The body design of the StreetAir is based on the Wright Eclipse Urban. The StreetAir was available with electricity conduction via overnight (plug-in), inductive (through the road surface) or conductive (with a pantograph) methods.

The first six StreetAirs entered service with Lothian Buses in October 2017, aside from a single prototype vehicle trialled with bus operators in London.

A similar model to the Streetair, the GB Kite range was launched in September 2021, following the launch of the double-deck Wright StreetDeck Electroliner and Hydroliner range earlier in the year.

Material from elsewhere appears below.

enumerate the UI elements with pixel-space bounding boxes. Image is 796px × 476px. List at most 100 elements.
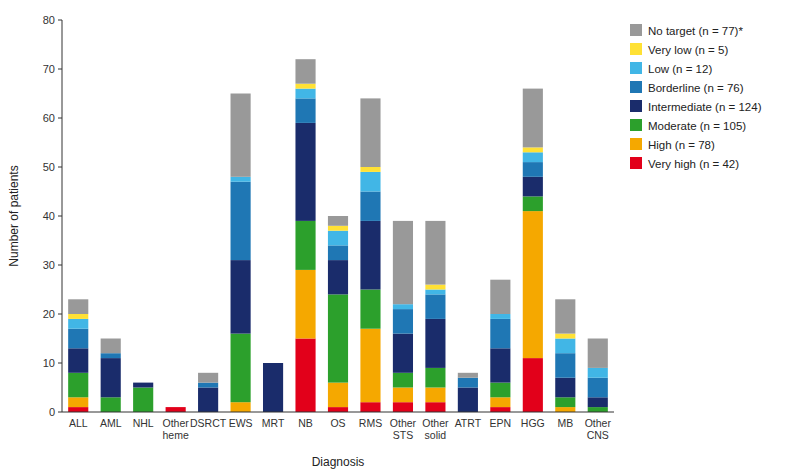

This replaced the Wright Streetair.

== Unbuilt variants ==
When the StreetAir was first launched in August 2016, it was also offered as a double-decker bus based on the Wright StreetDeck and as a shorter-wheelbase single-decker bus based on the Wright StreetLite WF as opposed to the longer door-forward StreetDeck chassis. The short wheelbase variant was intended to replace the Wright StreetLite EV, with a number of drivetrain improvements over the previous model. None of either variant had been built by the time Wrightbus entered administration in September 2019, and both were dropped from the Wrightbus range after they exited administration.